Kampf um Anerkennung: Ist psychogene Erblindung rechtlich gleichgestellt?
Psychogene Blindheit: Oberverwaltungsgericht prüft Anspruch - Kampf um Anerkennung: Ist psychogene Erblindung rechtlich gleichgestellt?
Eine Frau aus dem Kreis Steinfurt kämpft um die rechtliche Anerkennung ihrer psychogenen Erblindung – einer Störung, bei der der Sehverlust ohne körperliche Schäden an den Augen auftritt. Ihr Fall ist nun vor dem Oberverwaltungsgericht (OVG) Nordrhein-Westfalen gelandet, das am 27. Februar 2023 in einer Verhandlung entscheiden wird, ob der Zustand nach deutschem Recht als Blindheit anerkannt wird.
Streitpunkt sind ihre abgelehnten Anträge auf finanzielle Unterstützung und einen Schwerbehindertenausweis. Der Landschaftsverband Westfalen-Lippe (LWL) vertritt die Auffassung, dass psychogene Erblindung nicht der gesetzlichen Definition von Blindheit entspricht, die sich an der gemessenen Sehschärfe orientiert.

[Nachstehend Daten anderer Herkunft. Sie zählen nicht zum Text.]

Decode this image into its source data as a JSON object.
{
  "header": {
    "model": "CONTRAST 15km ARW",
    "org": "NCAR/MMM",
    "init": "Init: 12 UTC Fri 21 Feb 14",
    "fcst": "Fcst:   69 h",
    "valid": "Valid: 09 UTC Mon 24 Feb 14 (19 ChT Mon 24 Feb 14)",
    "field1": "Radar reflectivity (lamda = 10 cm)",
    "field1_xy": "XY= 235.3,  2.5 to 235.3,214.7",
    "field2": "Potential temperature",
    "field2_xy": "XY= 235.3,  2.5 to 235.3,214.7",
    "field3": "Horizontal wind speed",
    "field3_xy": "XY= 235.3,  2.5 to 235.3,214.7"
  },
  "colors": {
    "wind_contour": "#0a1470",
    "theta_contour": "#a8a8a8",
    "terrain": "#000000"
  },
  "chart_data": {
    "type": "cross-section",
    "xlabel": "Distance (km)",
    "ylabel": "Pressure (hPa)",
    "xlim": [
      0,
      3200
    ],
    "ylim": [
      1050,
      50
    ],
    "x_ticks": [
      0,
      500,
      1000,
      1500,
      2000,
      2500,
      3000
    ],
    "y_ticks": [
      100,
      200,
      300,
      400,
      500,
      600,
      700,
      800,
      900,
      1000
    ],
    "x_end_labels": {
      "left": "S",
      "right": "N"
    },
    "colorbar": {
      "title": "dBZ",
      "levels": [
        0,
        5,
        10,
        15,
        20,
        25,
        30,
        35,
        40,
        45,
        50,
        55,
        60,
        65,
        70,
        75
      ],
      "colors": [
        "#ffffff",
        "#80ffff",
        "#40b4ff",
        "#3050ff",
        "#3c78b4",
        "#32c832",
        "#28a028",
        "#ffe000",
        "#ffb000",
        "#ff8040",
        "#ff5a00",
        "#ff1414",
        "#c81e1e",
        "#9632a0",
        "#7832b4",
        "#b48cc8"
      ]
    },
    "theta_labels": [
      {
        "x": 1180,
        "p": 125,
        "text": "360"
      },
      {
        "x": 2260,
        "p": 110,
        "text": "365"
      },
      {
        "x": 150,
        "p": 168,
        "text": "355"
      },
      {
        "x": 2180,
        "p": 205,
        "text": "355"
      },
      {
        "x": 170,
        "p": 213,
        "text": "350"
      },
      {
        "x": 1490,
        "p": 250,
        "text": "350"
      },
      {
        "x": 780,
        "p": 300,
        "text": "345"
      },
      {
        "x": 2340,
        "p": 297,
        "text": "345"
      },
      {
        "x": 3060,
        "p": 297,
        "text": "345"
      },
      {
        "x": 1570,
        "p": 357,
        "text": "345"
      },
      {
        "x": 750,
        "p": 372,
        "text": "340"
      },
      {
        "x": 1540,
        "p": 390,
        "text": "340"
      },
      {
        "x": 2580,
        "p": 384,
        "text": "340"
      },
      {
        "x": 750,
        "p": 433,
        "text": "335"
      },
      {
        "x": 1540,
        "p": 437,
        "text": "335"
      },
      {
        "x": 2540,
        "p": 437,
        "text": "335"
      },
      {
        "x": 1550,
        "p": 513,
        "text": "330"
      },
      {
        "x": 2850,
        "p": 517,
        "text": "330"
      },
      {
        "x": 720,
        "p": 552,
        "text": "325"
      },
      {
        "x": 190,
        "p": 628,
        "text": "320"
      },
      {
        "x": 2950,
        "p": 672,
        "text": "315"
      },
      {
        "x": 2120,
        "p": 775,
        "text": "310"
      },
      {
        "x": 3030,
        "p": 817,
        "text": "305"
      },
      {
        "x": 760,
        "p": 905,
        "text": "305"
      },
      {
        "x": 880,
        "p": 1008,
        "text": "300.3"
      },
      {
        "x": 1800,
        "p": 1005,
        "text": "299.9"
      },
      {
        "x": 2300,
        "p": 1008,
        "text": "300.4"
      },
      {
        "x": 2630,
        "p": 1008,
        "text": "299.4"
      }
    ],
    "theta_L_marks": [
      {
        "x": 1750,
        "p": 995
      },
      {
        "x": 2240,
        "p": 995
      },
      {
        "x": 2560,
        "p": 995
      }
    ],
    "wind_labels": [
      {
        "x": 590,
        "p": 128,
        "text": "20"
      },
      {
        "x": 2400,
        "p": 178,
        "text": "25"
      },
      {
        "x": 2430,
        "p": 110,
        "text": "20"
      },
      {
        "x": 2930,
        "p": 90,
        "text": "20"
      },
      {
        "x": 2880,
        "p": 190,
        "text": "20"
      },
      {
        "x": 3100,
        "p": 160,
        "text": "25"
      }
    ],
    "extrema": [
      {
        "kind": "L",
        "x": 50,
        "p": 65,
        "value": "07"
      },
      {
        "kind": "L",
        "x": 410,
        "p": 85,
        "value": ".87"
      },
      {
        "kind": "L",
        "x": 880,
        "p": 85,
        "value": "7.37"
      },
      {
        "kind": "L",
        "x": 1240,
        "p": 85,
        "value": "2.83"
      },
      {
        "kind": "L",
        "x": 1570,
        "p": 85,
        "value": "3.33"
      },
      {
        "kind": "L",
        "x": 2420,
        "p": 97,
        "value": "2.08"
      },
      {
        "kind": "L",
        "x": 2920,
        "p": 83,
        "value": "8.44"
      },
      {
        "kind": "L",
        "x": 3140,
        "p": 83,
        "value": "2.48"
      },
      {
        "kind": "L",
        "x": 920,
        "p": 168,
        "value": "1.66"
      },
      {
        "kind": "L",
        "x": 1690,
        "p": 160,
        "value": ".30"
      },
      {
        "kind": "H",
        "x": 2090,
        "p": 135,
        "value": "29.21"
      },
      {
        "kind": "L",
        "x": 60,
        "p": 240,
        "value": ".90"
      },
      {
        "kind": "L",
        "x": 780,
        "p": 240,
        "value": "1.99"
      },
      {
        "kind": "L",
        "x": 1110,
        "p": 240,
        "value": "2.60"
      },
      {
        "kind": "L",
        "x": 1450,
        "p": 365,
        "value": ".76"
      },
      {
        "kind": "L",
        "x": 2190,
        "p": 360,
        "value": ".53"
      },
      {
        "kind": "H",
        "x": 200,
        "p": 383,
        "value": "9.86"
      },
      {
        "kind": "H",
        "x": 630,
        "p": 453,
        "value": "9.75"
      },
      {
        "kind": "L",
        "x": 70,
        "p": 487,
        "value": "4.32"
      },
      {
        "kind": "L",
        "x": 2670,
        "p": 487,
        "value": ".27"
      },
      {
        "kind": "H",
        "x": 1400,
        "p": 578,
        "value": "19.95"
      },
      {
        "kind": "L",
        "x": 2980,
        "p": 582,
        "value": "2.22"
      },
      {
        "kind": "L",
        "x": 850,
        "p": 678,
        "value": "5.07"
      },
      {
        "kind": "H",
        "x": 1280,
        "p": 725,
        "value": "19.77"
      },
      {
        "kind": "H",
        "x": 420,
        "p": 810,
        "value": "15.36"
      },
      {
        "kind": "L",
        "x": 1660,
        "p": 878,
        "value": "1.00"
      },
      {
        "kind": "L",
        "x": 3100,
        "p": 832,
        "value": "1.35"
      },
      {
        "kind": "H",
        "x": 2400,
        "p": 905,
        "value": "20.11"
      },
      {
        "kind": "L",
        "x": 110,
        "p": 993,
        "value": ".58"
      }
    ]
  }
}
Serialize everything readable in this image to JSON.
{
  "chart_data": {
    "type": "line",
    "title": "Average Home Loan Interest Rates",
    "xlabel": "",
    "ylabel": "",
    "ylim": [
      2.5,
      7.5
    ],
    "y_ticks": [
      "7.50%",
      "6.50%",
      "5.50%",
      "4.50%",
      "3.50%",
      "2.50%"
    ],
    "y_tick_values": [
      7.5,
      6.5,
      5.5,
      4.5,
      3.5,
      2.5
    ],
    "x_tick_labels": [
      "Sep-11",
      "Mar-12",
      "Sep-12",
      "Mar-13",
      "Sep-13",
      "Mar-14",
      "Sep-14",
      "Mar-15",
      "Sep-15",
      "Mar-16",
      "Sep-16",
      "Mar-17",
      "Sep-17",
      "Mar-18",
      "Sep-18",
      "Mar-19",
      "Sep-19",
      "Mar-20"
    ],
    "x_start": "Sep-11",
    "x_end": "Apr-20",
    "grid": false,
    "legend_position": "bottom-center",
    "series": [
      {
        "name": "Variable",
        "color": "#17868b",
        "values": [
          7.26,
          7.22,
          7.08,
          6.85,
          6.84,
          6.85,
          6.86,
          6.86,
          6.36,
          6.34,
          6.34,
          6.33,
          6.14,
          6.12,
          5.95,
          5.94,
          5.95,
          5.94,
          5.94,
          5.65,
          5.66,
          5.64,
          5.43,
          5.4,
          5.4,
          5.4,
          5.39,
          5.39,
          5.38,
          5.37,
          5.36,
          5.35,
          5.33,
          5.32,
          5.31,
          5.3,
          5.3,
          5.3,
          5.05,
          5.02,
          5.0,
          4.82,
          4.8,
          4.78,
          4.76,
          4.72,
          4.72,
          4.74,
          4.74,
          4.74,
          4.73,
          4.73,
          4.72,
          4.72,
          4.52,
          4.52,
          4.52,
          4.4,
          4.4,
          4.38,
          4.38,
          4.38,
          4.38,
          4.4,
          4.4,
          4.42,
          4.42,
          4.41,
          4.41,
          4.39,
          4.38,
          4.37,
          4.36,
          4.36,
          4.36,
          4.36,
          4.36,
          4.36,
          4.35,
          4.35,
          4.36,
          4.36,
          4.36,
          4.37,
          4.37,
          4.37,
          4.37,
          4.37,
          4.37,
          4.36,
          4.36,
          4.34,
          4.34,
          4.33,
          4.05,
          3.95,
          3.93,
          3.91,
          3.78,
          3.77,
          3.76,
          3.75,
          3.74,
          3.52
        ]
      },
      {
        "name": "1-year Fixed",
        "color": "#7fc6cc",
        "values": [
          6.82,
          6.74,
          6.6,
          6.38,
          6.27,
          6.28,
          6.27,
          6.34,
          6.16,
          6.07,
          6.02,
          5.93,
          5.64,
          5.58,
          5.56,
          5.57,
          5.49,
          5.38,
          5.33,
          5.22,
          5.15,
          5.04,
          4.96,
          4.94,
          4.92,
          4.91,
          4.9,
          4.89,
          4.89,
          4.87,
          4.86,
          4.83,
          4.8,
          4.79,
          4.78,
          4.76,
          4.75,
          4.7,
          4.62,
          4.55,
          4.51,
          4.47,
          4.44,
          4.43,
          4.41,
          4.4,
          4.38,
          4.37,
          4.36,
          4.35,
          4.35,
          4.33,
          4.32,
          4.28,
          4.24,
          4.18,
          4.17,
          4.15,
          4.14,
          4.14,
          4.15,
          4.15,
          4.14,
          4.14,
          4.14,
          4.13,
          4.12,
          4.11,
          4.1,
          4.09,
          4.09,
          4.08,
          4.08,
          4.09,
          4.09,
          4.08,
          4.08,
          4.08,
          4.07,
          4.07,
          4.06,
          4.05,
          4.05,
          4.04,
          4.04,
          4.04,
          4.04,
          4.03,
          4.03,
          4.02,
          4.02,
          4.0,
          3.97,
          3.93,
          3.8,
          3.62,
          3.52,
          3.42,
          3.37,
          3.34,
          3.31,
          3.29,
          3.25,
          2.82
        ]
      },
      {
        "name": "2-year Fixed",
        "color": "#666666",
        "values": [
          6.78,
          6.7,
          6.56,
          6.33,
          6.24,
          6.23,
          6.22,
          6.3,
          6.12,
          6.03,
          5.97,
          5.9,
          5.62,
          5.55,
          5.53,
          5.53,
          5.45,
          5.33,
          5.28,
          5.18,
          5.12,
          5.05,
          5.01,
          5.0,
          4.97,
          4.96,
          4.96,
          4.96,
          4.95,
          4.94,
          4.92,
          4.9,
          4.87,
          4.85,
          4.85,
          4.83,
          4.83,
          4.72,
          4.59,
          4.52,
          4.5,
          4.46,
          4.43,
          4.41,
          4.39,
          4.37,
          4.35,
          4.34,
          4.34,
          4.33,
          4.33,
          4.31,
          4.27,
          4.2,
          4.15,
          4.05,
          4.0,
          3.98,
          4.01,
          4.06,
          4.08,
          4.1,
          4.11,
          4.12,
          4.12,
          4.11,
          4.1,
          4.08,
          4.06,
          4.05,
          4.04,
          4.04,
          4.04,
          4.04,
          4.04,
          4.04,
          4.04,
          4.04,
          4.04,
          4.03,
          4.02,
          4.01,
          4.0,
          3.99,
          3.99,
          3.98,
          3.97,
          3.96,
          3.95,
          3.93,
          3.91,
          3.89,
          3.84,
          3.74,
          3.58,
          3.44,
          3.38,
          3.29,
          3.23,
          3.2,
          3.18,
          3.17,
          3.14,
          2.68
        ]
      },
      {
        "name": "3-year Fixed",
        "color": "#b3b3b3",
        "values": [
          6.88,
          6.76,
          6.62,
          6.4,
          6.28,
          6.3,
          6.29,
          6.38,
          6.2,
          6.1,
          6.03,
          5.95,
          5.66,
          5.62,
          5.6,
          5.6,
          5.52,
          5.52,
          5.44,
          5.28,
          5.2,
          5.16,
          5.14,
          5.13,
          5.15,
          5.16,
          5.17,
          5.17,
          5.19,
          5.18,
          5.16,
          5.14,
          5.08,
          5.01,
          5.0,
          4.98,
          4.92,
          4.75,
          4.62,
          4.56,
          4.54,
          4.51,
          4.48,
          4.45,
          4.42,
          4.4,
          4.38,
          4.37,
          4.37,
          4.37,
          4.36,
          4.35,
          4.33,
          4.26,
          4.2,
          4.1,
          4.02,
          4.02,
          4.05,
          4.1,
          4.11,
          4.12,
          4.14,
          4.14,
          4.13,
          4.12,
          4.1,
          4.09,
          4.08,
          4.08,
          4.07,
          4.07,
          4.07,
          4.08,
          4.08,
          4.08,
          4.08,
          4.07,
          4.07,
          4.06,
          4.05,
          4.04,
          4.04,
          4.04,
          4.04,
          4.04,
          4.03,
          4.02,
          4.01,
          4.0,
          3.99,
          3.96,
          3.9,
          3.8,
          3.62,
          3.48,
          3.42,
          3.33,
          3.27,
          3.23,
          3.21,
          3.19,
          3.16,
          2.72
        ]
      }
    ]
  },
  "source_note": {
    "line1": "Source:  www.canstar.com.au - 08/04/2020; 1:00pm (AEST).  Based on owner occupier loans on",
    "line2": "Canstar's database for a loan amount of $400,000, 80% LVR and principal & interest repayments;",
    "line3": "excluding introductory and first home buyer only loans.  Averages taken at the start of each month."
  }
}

Die Klägerin hatte bereits 2018 vor dem Verwaltungsgericht Münster geklagt, unterlag jedoch. Durch die Verzögerungen der Corona-Pandemie zog sich das Verfahren hin, woraufhin sie vor das OVG ging. Das erstinstanzliche Gericht hatte nicht abschließend geklärt, ob sie tatsächlich unter psychogener Erblindung leidet, ihre Beeinträchtigung übertreibt oder diese sogar nur vortäuscht.
Ein vom Gericht beauftragter Gutachter der Universität Tübingen stellte Widersprüche zwischen ihren Schilderungen und den medizinischen Befunden fest. Tests ergaben eine fast normale Sehkraft auf dem rechten und eine sehr gute auf dem linken Auge. Psychogene Erblindung tritt meist nach schweren Traumata auf, hinterlässt jedoch keine nachweisbaren Schäden an Augen oder Sehnerven.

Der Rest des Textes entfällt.